SOP for technical processes and assistance for other SOP of Pharma Production

+ Supervise the complying with GMP regulation of production staff, holding a GMP

training for staff if necessary. Prepare for GMP audits and internal checks based

on the last Audit Report and the true situation of Pharma Production

+ Keeps equipment operational by coordinating maintenance and repair services;

following manufacturer's instructions and established procedures; requesting

special service

+ Training: Follow up training and retraining program for all staffs, update new

SOPs, revised SOP and organize training for Pharma Staffs. Educate employees

on proper methods in which to operate machinery.
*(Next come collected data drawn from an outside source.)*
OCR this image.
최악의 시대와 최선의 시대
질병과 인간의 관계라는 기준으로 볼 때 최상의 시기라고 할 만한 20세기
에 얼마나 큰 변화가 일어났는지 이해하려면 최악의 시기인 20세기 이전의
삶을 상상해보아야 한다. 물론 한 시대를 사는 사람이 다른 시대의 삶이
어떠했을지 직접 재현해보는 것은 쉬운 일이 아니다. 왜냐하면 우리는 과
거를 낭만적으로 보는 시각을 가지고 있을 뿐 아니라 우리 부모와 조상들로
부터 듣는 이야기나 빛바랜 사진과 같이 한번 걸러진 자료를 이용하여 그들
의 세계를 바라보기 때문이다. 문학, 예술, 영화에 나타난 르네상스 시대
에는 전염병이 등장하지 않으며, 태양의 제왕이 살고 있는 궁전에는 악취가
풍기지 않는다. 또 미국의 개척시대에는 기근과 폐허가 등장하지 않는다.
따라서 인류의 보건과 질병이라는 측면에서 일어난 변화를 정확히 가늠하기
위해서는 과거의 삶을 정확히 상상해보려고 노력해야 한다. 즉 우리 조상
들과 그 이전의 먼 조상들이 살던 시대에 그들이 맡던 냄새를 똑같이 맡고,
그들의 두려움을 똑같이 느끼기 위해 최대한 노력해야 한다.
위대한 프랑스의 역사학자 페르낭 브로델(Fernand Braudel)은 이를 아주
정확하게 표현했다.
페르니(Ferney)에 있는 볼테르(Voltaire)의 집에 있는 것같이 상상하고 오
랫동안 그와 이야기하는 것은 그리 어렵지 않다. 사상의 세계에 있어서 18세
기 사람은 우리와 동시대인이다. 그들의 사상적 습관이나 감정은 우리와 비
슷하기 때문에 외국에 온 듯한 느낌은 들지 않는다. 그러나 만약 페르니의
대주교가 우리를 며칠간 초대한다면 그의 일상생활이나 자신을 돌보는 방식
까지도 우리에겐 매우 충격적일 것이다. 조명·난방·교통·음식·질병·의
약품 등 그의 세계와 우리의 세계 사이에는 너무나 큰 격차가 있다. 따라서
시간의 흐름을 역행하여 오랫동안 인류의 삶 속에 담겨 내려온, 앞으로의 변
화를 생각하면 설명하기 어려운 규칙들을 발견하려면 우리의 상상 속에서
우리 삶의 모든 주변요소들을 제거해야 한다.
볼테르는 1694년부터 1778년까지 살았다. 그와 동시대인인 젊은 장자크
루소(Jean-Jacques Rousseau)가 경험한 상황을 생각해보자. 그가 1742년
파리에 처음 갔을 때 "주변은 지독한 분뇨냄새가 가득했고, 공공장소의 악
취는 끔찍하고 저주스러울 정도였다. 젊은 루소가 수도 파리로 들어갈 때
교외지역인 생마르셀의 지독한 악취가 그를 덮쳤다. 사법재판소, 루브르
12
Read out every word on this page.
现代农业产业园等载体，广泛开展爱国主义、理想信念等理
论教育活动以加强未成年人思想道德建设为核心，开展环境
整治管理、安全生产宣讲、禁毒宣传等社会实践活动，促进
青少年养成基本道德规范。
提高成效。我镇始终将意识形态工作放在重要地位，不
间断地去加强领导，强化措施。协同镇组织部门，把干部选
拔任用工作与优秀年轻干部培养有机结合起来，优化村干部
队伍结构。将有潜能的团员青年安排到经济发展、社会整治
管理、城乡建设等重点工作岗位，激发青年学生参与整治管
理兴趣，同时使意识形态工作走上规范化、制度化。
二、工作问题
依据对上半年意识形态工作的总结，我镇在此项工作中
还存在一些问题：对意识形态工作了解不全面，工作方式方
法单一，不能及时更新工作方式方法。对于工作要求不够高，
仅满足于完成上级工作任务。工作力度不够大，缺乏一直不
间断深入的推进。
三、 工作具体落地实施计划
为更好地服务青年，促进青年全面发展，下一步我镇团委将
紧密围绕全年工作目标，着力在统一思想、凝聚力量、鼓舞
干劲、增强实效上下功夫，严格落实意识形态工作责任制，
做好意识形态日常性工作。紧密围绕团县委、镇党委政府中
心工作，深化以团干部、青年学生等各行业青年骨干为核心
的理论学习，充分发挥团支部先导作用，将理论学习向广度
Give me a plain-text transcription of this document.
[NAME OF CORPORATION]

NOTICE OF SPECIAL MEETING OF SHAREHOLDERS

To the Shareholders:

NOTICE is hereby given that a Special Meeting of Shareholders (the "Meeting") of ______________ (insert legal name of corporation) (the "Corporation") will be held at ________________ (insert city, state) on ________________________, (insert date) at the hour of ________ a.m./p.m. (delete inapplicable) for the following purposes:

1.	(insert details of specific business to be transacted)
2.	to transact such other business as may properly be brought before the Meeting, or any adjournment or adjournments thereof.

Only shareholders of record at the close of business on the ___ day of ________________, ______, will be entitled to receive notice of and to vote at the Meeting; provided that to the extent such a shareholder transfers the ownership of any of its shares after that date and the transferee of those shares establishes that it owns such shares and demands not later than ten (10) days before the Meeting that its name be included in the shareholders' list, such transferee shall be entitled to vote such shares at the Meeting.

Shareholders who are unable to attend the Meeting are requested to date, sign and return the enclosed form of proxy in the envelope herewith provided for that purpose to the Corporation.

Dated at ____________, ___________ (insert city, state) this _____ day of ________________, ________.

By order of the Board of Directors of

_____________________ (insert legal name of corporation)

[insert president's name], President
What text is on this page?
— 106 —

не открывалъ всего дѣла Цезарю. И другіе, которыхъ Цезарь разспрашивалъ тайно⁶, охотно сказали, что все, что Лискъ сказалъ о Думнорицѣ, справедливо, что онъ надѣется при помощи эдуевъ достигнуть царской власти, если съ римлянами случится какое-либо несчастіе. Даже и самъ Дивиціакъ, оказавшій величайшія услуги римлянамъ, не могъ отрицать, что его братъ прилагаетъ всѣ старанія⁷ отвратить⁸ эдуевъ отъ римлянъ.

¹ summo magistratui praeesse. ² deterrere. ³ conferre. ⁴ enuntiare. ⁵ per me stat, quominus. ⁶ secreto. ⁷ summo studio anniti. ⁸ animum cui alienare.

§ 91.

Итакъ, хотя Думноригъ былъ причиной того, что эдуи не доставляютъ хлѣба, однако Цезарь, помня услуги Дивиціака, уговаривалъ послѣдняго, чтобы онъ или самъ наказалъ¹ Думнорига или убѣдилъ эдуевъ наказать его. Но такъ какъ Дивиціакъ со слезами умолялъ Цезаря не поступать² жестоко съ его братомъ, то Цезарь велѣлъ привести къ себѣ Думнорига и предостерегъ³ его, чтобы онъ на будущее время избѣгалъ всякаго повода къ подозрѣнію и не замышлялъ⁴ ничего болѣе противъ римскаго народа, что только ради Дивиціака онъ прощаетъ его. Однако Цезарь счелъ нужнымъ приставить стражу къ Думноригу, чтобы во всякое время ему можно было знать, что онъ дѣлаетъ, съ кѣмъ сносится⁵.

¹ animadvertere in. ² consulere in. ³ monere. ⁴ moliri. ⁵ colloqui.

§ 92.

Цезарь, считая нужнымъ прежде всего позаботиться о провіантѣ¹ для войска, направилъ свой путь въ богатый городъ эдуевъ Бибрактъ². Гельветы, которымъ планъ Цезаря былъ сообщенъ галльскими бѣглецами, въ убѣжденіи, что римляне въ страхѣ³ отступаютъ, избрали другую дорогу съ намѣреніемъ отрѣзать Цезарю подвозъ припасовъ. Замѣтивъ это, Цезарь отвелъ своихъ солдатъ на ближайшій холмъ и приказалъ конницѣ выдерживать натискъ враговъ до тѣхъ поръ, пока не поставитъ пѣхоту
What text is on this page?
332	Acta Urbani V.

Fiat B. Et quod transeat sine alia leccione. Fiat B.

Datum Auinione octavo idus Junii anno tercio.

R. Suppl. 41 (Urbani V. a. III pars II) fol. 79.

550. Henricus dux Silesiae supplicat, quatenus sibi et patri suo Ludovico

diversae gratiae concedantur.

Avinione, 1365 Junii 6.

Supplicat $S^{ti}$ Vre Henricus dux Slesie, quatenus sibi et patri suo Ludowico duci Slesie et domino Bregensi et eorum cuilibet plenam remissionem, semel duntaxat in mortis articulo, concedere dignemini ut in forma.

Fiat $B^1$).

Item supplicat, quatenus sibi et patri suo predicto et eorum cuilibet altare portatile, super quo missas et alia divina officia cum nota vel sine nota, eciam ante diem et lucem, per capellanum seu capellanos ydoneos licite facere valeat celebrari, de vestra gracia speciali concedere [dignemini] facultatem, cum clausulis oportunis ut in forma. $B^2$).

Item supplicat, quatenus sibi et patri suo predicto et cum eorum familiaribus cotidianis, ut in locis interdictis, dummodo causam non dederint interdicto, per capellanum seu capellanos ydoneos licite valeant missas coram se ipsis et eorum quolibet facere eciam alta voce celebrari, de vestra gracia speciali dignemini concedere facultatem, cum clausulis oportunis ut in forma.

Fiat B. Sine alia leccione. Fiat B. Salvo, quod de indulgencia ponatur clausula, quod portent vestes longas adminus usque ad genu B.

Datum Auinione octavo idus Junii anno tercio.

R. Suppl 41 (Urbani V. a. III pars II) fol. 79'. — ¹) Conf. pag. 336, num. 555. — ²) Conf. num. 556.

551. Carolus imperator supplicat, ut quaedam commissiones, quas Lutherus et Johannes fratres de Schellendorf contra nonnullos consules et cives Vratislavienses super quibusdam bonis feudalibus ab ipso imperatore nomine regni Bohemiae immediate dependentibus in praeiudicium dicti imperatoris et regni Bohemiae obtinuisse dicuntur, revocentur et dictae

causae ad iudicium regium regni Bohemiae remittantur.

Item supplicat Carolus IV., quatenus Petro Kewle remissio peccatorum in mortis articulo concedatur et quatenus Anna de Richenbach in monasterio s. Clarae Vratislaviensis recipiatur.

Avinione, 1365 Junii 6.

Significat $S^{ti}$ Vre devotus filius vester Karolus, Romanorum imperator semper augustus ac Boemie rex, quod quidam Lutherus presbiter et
+ Responsible for following others consumption in production like paper record for

autoclave and conductivity machine; tape dispenser; safety equipment like

facemask and gloves

+ Together Pharma team monitoring quality product on daily production: product

quality, productivity, in-process quality, total quality and scraps

+ Determine which machines, tools, equipment, etc. will be used and where they

will be stationed in the facility

+ Responsible for Cost saving & OpEx activities at Pharma Plant. Increase speed

and efficiency of processes without compromising quality. Design and implement

cost-reductive changes

+ Maximize productivity of machinery and workers.

+ Coordinate safety activities in production area

+ Maintains professional and technical knowledge by attending educational workshops.

The job function listed is not exhaustive and shall include any responsibilities as

assigned by the Superior from time to time.